Of course we might take it to the absurd end of this line of reasoning and demand that any code base that Copilot was involved in should have a license term preventing the training of any other AI in it, and we wind up in a place where all AIs are trained on source material they're explicitly licensed not to be trained on, or trained only on a mostly static set of "pre-AI" publications.
I'm having a hard time determining if my private repo code is used for training their models. The GitHub Copilot VS Code Extension states:
> Your code is yours. We follow responsible practices in accordance with our Privacy Statement to ensure that your code snippets will not be used as suggested code for other users of GitHub Copilot.
IIRC, I think this statement gave me the initial reassurance I needed to use Copilot many months ago, however I feel like this could be deceptively reassuring. Does it mean they can use my code for training and suggestions to other users after changing the variable names?
I tried to dig deeper. The section on "Private repositories" in their Privacy Policy [1] says: "GitHub personnel does not access private repository information without your consent", with exceptions for security, customer support, and legal obligations. Again, this feels deceptively reassuring, since GitHub personnel and GitHub's AI services are separate entities.

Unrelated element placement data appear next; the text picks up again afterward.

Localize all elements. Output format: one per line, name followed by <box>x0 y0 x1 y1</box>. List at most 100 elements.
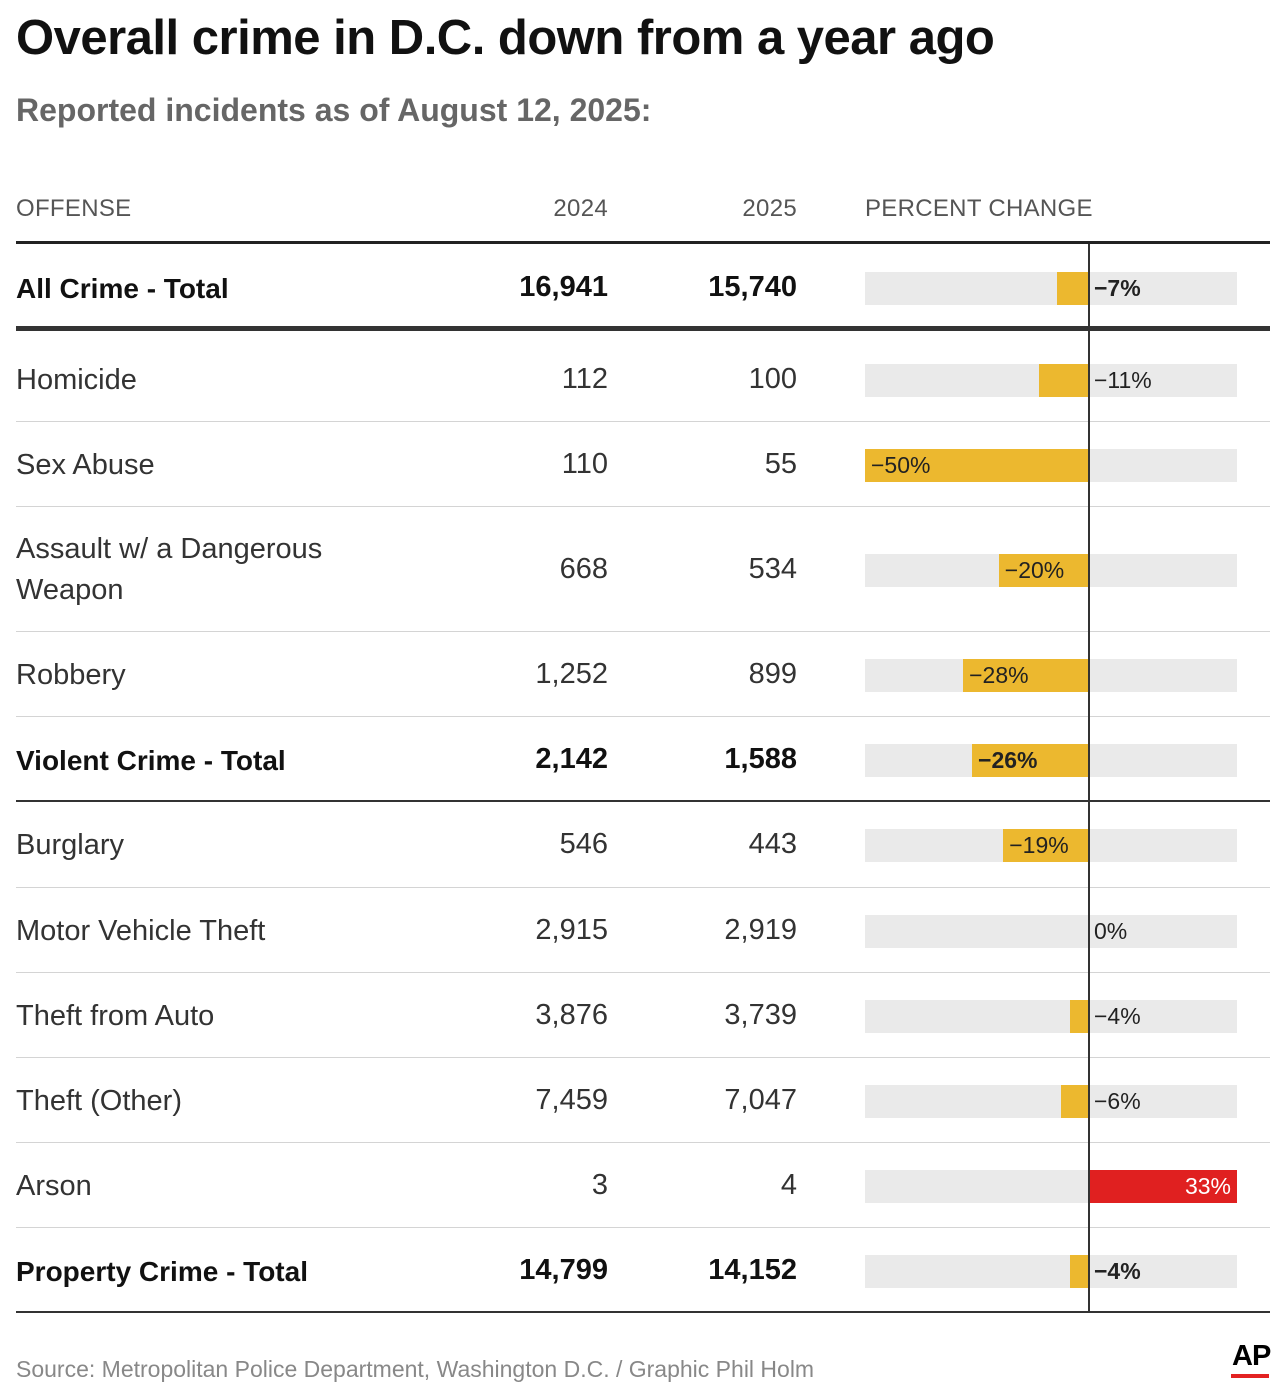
table-total-row: Violent Crime - Total 2,142 1,588 −26% <box>16 718 1270 802</box>
percent-change-track: −4% <box>865 1254 1237 1288</box>
table-row: Theft (Other) 7,459 7,047 −6% <box>16 1059 1270 1143</box>
value-2024: 2,915 <box>535 913 608 946</box>
offense-name: Theft (Other) <box>16 1084 182 1117</box>
percent-change-track: 0% <box>865 914 1237 948</box>
row-divider <box>16 326 1270 331</box>
percent-change-label: −28% <box>969 661 1029 688</box>
table-total-row: All Crime - Total 16,941 15,740 −7% <box>16 246 1270 331</box>
percent-change-label: −26% <box>978 746 1038 773</box>
row-divider <box>16 800 1270 802</box>
percent-change-track: −4% <box>865 999 1237 1033</box>
ap-logo: AP <box>1232 1340 1271 1372</box>
row-divider <box>16 1311 1270 1313</box>
value-2025: 534 <box>748 552 797 585</box>
percent-change-label: 0% <box>1094 917 1128 944</box>
percent-change-label: −19% <box>1009 832 1069 858</box>
percent-change-track: −50% <box>865 448 1237 482</box>
table-row: Arson 3 4 33% <box>16 1144 1270 1228</box>
value-2024: 16,941 <box>519 271 608 303</box>
row-divider <box>16 1227 1270 1228</box>
percent-change-track: −20% <box>865 553 1237 587</box>
value-2025: 899 <box>748 657 797 690</box>
decrease-bar <box>998 553 1088 587</box>
value-2025: 55 <box>764 447 797 480</box>
chart-subtitle: Reported incidents as of August 12, 2025… <box>16 92 652 128</box>
value-2024: 7,459 <box>535 1083 608 1116</box>
decrease-bar <box>1061 1084 1088 1118</box>
table-total-row: Property Crime - Total 14,799 14,152 −4% <box>16 1229 1270 1313</box>
percent-change-label: −11% <box>1094 366 1152 393</box>
offense-name: Assault w/ a Dangerous Weapon <box>16 533 323 606</box>
decrease-bar <box>865 448 1088 482</box>
offense-name: All Crime - Total <box>16 273 229 304</box>
row-divider <box>16 972 1270 973</box>
percent-change-track: 33% <box>865 1169 1237 1203</box>
row-divider <box>16 716 1270 717</box>
percent-change-track: −26% <box>865 743 1237 777</box>
column-header-2025: 2025 <box>742 195 797 222</box>
offense-name: Violent Crime - Total <box>16 744 286 776</box>
percent-change-track: −6% <box>865 1084 1237 1118</box>
table-row: Assault w/ a Dangerous Weapon 668 534 −20% <box>16 508 1270 632</box>
offense-name: Motor Vehicle Theft <box>16 914 266 947</box>
column-header-offense: OFFENSE <box>16 195 132 222</box>
value-2025: 100 <box>748 362 797 395</box>
value-2025: 443 <box>748 828 797 860</box>
value-2024: 112 <box>561 362 608 395</box>
percent-change-label: −4% <box>1094 1002 1141 1029</box>
value-2024: 14,799 <box>519 1253 608 1286</box>
percent-change-label: −4% <box>1094 1257 1141 1284</box>
decrease-bar <box>1056 272 1088 305</box>
value-2024: 110 <box>561 447 608 480</box>
row-divider <box>16 1057 1270 1058</box>
decrease-bar <box>963 658 1088 692</box>
table-row: Robbery 1,252 899 −28% <box>16 633 1270 717</box>
decrease-bar <box>1003 829 1088 862</box>
offense-name: Burglary <box>16 829 124 861</box>
value-2024: 3,876 <box>535 998 608 1031</box>
zero-axis-line <box>1088 244 1090 1312</box>
table-row: Homicide 112 100 −11% <box>16 338 1270 422</box>
value-2024: 1,252 <box>535 657 608 690</box>
value-2024: 546 <box>559 828 608 860</box>
offense-name: Arson <box>16 1169 92 1202</box>
chart-title: Overall crime in D.C. down from a year a… <box>16 11 995 65</box>
row-divider <box>16 887 1270 888</box>
percent-change-label: −20% <box>1004 556 1065 583</box>
decrease-bar <box>1038 363 1088 397</box>
percent-change-label: −50% <box>871 451 931 478</box>
source-note: Source: Metropolitan Police Department, … <box>16 1356 815 1382</box>
column-header-2024: 2024 <box>553 195 608 222</box>
value-2024: 668 <box>559 552 608 585</box>
value-2024: 3 <box>591 1168 608 1201</box>
header-rule <box>16 241 1270 244</box>
table-row: Theft from Auto 3,876 3,739 −4% <box>16 974 1270 1058</box>
row-divider <box>16 631 1270 632</box>
percent-change-track: −19% <box>865 829 1237 862</box>
offense-name: Sex Abuse <box>16 448 155 481</box>
value-2025: 4 <box>780 1168 797 1201</box>
table-row: Burglary 546 443 −19% <box>16 803 1270 888</box>
value-2025: 15,740 <box>708 271 797 303</box>
decrease-bar <box>972 743 1088 777</box>
decrease-bar <box>1070 999 1088 1033</box>
value-2025: 2,919 <box>724 913 797 946</box>
offense-name: Robbery <box>16 658 126 691</box>
value-2025: 7,047 <box>724 1083 797 1116</box>
column-header-percent-change: PERCENT CHANGE <box>865 195 1093 222</box>
table-row: Motor Vehicle Theft 2,915 2,919 0% <box>16 889 1270 973</box>
percent-change-label: −7% <box>1094 275 1141 301</box>
row-divider <box>16 506 1270 507</box>
percent-change-label: −6% <box>1094 1087 1141 1114</box>
offense-name: Theft from Auto <box>16 999 215 1032</box>
value-2024: 2,142 <box>535 742 608 775</box>
row-divider <box>16 421 1270 422</box>
offense-name: Property Crime - Total <box>16 1255 308 1287</box>
ap-logo-underline <box>1231 1374 1269 1378</box>
value-2025: 3,739 <box>724 998 797 1031</box>
percent-change-track: −7% <box>865 272 1237 305</box>
value-2025: 1,588 <box>724 742 797 775</box>
percent-change-track: −11% <box>865 363 1237 397</box>
percent-change-track: −28% <box>865 658 1237 692</box>
increase-bar <box>1088 1169 1237 1203</box>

In their Privacy Policy, "Code" falls under the definition of "Personal Data" (User Content and Files) [2], and they go on to list lots of broad ways the data can be used and shared.

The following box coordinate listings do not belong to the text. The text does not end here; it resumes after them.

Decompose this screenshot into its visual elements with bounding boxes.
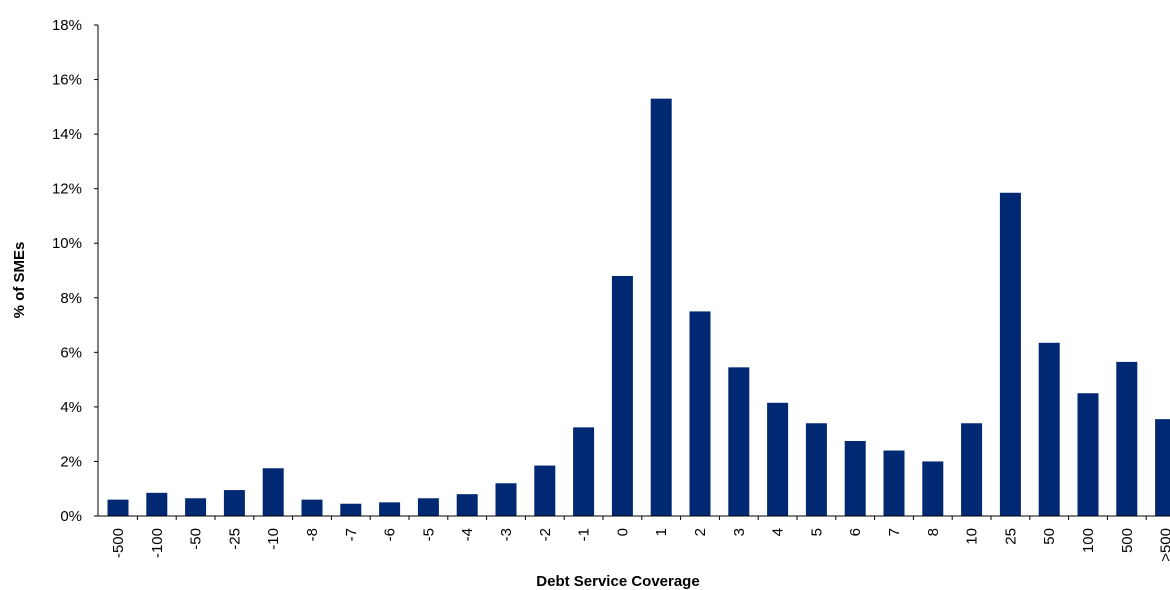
x-tick-label: 50 xyxy=(1041,528,1058,545)
y-axis-ticks: 0% 2% 4% 6% 8% 10% 12% 14% 16% 18% xyxy=(52,17,98,525)
x-axis-ticks: -500 -100 -50 -25 -10 -8 -7 -6 -5 -4 -3 -2 -1 0 1 2 3 4 5 6… xyxy=(110,516,1170,562)
bar xyxy=(611,275,633,516)
bar xyxy=(573,427,595,516)
bar xyxy=(844,440,866,516)
bar xyxy=(146,492,168,516)
bar xyxy=(728,367,750,516)
x-tick-label: -6 xyxy=(382,528,399,541)
x-tick-label: -8 xyxy=(304,528,321,541)
y-tick-label: 16% xyxy=(52,72,82,89)
bars xyxy=(107,98,1170,517)
x-tick-label: -3 xyxy=(498,528,515,541)
y-tick-label: 8% xyxy=(60,290,82,307)
bar xyxy=(340,503,362,516)
y-tick-label: 18% xyxy=(52,17,82,34)
x-tick-label: 4 xyxy=(770,528,787,536)
x-tick-label: 8 xyxy=(925,528,942,536)
x-tick-label: 6 xyxy=(847,528,864,536)
y-tick-label: 14% xyxy=(52,126,82,143)
x-tick-label: 500 xyxy=(1119,528,1136,553)
y-tick-label: 2% xyxy=(60,453,82,470)
bar xyxy=(883,450,905,516)
bar xyxy=(379,502,401,516)
bar xyxy=(961,423,983,516)
x-tick-label: 0 xyxy=(614,528,631,536)
x-tick-label: -5 xyxy=(420,528,437,541)
x-tick-label: 25 xyxy=(1002,528,1019,545)
bar xyxy=(417,498,439,516)
x-tick-label: 7 xyxy=(886,528,903,536)
x-tick-label: -500 xyxy=(110,528,127,558)
x-tick-label: 100 xyxy=(1080,528,1097,553)
y-tick-label: 4% xyxy=(60,399,82,416)
bar xyxy=(185,498,207,516)
bar xyxy=(1155,419,1170,516)
y-tick-label: 10% xyxy=(52,235,82,252)
y-axis-title: % of SMEs xyxy=(11,242,28,319)
bar xyxy=(805,423,827,516)
bar xyxy=(301,499,323,516)
bar xyxy=(534,465,556,516)
bar xyxy=(223,490,245,516)
x-axis-title: Debt Service Coverage xyxy=(536,573,699,590)
x-tick-label: -10 xyxy=(265,528,282,550)
y-tick-label: 0% xyxy=(60,508,82,525)
bar xyxy=(650,98,672,517)
x-tick-label: >500 xyxy=(1158,528,1170,562)
bar xyxy=(767,402,789,516)
x-tick-label: 3 xyxy=(731,528,748,536)
x-tick-label: 2 xyxy=(692,528,709,536)
bar xyxy=(107,499,129,516)
x-tick-label: -2 xyxy=(537,528,554,541)
x-tick-label: -4 xyxy=(459,528,476,541)
bar xyxy=(1116,361,1138,516)
x-tick-label: -1 xyxy=(576,528,593,541)
x-tick-label: -7 xyxy=(343,528,360,541)
bar xyxy=(1077,393,1099,516)
y-tick-label: 6% xyxy=(60,344,82,361)
x-tick-label: 1 xyxy=(653,528,670,536)
x-tick-label: -25 xyxy=(226,528,243,550)
bar xyxy=(262,468,284,516)
y-tick-label: 12% xyxy=(52,181,82,198)
x-tick-label: 10 xyxy=(964,528,981,545)
x-tick-label: 5 xyxy=(808,528,825,536)
bar xyxy=(456,494,478,516)
x-tick-label: -100 xyxy=(149,528,166,558)
bar xyxy=(999,192,1021,516)
bar xyxy=(689,311,711,516)
bar xyxy=(922,461,944,516)
bar xyxy=(1038,342,1060,516)
bar xyxy=(495,483,517,516)
x-tick-label: -50 xyxy=(188,528,205,550)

Unless I've missed anything, and as other commenters have said much more succinctly, I have to assume that there's a real possibility that my private repo code is used to train their models.

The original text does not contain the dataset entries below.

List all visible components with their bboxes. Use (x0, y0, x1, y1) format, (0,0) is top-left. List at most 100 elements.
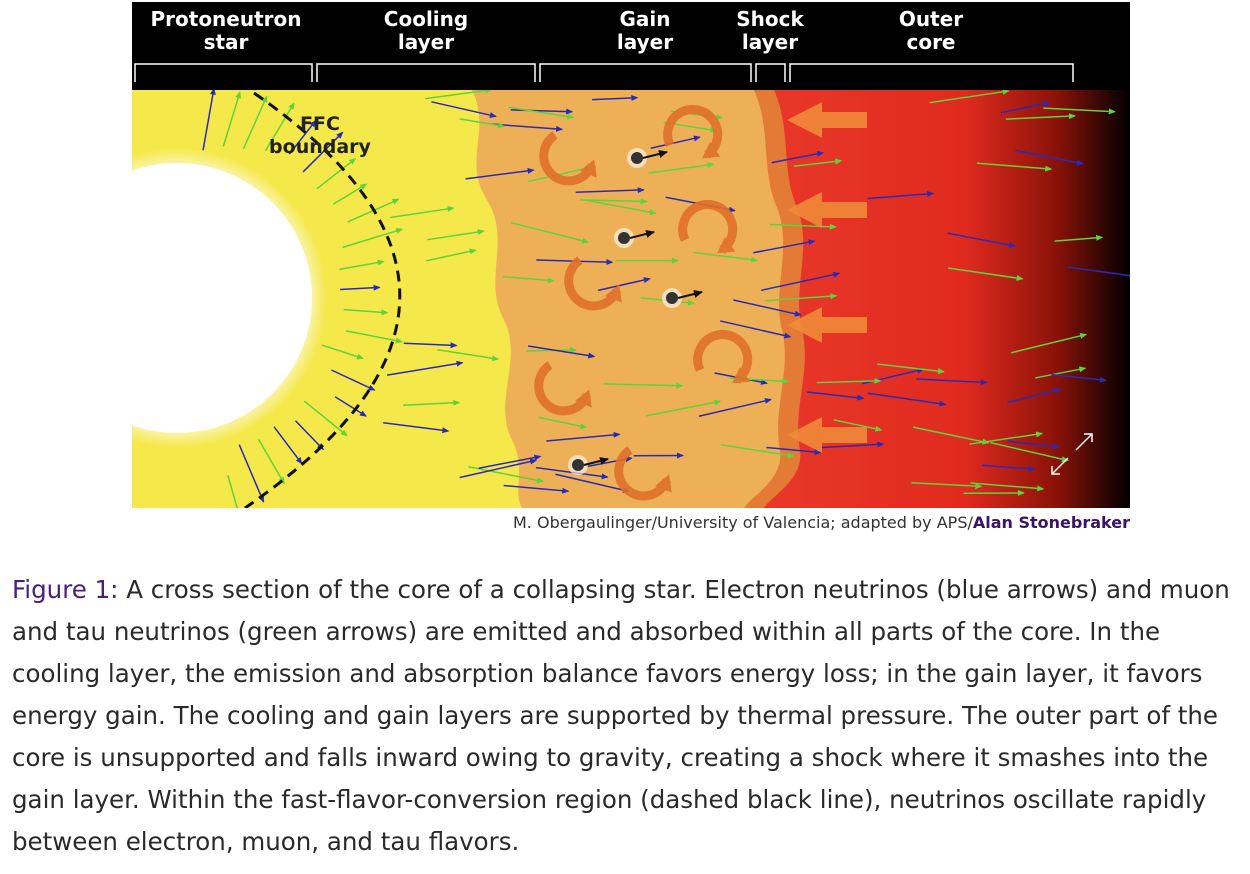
resize-icon (1051, 433, 1093, 475)
neutrino-arrow (334, 396, 367, 417)
region-label: Outer core (898, 7, 964, 54)
caption-label: Figure 1: (12, 575, 119, 604)
convection-arrow (539, 131, 597, 186)
infall-arrow (787, 102, 867, 138)
neutrino-arrow (867, 392, 947, 407)
neutrino-arrow (510, 108, 574, 115)
ffc-label: FFC boundary (269, 113, 371, 158)
neutrino-arrow (339, 259, 385, 271)
neutrino-arrow (227, 475, 238, 508)
particle (572, 459, 584, 471)
region-label: Protoneutron star (150, 7, 302, 54)
neutrino-arrow (345, 330, 403, 344)
figure-caption: Figure 1: A cross section of the core of… (12, 569, 1248, 863)
neutrino-arrow (1010, 332, 1088, 354)
bracket (134, 63, 313, 82)
figure-header: Protoneutron star Cooling layer Gain lay… (132, 2, 1130, 90)
bracket (755, 63, 786, 82)
protoneutron-star (132, 163, 312, 433)
neutrino-arrow (390, 205, 455, 219)
neutrino-arrow (431, 101, 497, 119)
neutrino-arrow (1015, 149, 1085, 166)
neutrino-arrow (720, 320, 792, 339)
credit-link[interactable]: Alan Stonebraker (972, 513, 1130, 532)
neutrino-arrow (510, 221, 590, 244)
bracket (316, 63, 536, 82)
credit-text: M. Obergaulinger/University of Valencia;… (513, 513, 973, 532)
neutrino-arrow (288, 119, 317, 155)
neutrino-arrow (990, 441, 1069, 463)
neutrino-arrow (465, 167, 535, 180)
neutrino-arrow (947, 267, 1024, 281)
neutrino-arrow (316, 158, 357, 190)
neutrino-arrow (1007, 387, 1062, 404)
neutrino-arrow (648, 162, 715, 174)
neutrino-arrow (437, 348, 500, 362)
convection-arrow (564, 256, 622, 311)
neutrino-arrow (427, 229, 485, 241)
neutrino-arrow (383, 422, 450, 434)
neutrino-arrow (693, 251, 759, 263)
neutrino-arrow (815, 441, 885, 449)
infall-arrow (787, 307, 867, 343)
particle (666, 292, 678, 304)
neutrino-arrow (806, 391, 865, 401)
neutrino-arrow (771, 150, 825, 164)
neutrino-arrow (302, 131, 344, 173)
neutrino-arrow (426, 248, 477, 262)
brackets (134, 63, 1074, 82)
caption-text: A cross section of the core of a collaps… (12, 575, 1230, 856)
neutrino-arrow (575, 187, 645, 194)
neutrino-arrow (603, 382, 684, 389)
region-label: Shock layer (736, 7, 804, 54)
neutrino-arrow (1034, 366, 1087, 379)
neutrino-arrow (425, 90, 493, 100)
neutrino-arrow (1043, 107, 1116, 115)
neutrino-arrow (733, 299, 802, 317)
neutrino-arrow (528, 345, 596, 359)
neutrino-arrow (242, 95, 268, 150)
neutrino-arrow (238, 444, 265, 503)
neutrino-arrow (1007, 440, 1060, 450)
neutrino-arrow (1051, 373, 1107, 383)
icon-line (1075, 433, 1093, 451)
icon-line (1051, 457, 1069, 475)
neutrino-arrow (321, 344, 364, 360)
bracket (789, 63, 1074, 82)
region-label: Gain layer (616, 7, 674, 54)
neutrino-arrow (911, 482, 983, 490)
neutrino-arrow (793, 158, 843, 167)
illustration: FFC boundary (132, 90, 1130, 508)
neutrino-arrow (331, 369, 376, 391)
neutrino-arrow (386, 360, 464, 376)
neutrino-arrow (916, 378, 988, 386)
neutrino-arrow (877, 363, 945, 375)
neutrino-arrow (969, 431, 1044, 445)
neutrino-arrow (761, 271, 841, 291)
outer-core (764, 90, 1130, 508)
bracket (539, 63, 752, 82)
region-label: Cooling layer (383, 7, 469, 54)
neutrino-arrow (264, 102, 295, 152)
neutrino-arrow (258, 439, 285, 485)
neutrino-arrow (525, 347, 578, 354)
particle-arrow (677, 290, 703, 299)
particle (631, 152, 643, 164)
neutrino-arrow (867, 191, 935, 200)
neutrino-arrow (343, 308, 389, 316)
convection-arrow (693, 330, 753, 384)
figure: Protoneutron star Cooling layer Gain lay… (132, 2, 1130, 508)
neutrino-arrow (342, 228, 404, 249)
neutrino-arrow (340, 284, 381, 291)
convection-arrow (678, 200, 738, 254)
neutrino-arrow (833, 419, 883, 432)
neutrino-arrow (478, 454, 542, 469)
neutrino-arrow (1005, 113, 1076, 120)
neutrino-arrow (508, 106, 575, 120)
convection-arrow (663, 105, 723, 159)
neutrino-arrow (459, 118, 506, 129)
neutrino-arrow (766, 446, 822, 455)
neutrino-arrow (403, 342, 458, 349)
neutrino-arrow (912, 426, 990, 445)
neutrino-arrow (970, 482, 1045, 492)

It's a good example of how ridiculous the AI training situation is.
They claim it's fair use for them to steal all data they want, but you're not allowed to use AI data output, despite this data literally not being subject to copyright protections on account of lacking a human author.
And especially Github. They already have an enormous corpus that is licensed under MIT/equivalent licenses, explicitly permitting them to do this AI nonsense. All they had to do was use only the code they were allowed to use, maybe put up an attribution page listing all the repos used, and nobody would've minded because of the explicit opt-in given ahead of time.
But no. They couldn't bother with even that little respect.
I wonder how GPLv3 and CC BY SA licenses should be considered when training AIs like this? The model is software, and if it's sufficiently different from the source, it's a derivative work, isn't it?
Use tree-sitter, change some identifiers here and there, some function names also, then you can use the generated data for anything you like. Pass each identifier through the cheapest LLM possible and change it ever so slightly.